The Formal Arraignment is a step in the criminal justice process that indicates the matter has moved beyond the local District Justice to a Court of Common Pleas. This step is where the defendant is formally advised of the charges against him/her, the schedule for proceeding forward is set, and any preliminary pre-trial issues are taken care of.
The Formal Arraignment is not an opportunity to present evidence. It is strictly a procedural matter. In many jurisdictions arraignments are either done en masse or sometimes waived by signature.
The most important part of the Formal Arraignment for the defendant is what it means going forward. Following that date there are several scheduling matters that the defense counsel must consider.

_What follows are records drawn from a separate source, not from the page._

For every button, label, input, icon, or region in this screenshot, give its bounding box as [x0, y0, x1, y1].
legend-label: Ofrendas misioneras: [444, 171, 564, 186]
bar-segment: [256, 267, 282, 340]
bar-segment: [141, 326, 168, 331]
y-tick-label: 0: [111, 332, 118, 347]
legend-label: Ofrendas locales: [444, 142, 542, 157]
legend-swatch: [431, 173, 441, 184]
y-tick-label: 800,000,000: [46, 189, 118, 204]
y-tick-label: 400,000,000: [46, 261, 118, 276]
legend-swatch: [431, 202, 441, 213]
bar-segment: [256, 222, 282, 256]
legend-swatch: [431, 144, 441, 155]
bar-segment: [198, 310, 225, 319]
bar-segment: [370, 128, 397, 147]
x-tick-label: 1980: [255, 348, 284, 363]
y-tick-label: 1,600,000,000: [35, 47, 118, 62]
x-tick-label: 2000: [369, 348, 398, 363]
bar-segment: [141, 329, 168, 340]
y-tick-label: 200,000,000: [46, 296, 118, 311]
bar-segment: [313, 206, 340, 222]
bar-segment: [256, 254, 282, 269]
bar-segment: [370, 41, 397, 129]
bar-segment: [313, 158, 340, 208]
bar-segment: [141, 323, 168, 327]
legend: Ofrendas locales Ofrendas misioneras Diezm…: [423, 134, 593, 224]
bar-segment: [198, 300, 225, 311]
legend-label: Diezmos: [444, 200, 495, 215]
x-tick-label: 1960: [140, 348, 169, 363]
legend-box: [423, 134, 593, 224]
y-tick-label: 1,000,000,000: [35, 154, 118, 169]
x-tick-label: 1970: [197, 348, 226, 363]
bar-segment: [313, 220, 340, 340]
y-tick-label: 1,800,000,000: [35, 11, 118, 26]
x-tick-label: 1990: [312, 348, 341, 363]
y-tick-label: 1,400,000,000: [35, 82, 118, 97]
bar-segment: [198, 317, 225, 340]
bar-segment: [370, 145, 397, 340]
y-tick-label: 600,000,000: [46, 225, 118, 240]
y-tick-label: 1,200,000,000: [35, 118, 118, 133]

1. Within 7 days the defendant must request a Bill of Particulars. This is a substantive request which unfortunately has become all but ignored in recent years, but it is still important.
2. Within 14 days the defendant must formally request discovery. This includes photographs, tests, statements, or other items which form the basis for the Commonwealth's case. This can be as simple as a letter to the DA's office but it must be done.
3. Within 30 days the defendant must file an Omnibus Pretrial Motion for relief. This might include matters such as suppression, change of venue, request for more discovery, or other matters.
I will go in depth as to what each of the above entails at a later date.
While the Formal Arraignment has been reduced to a procedural formality it is still vitally important as it sets the schedule going forward for important and powerful matters to come.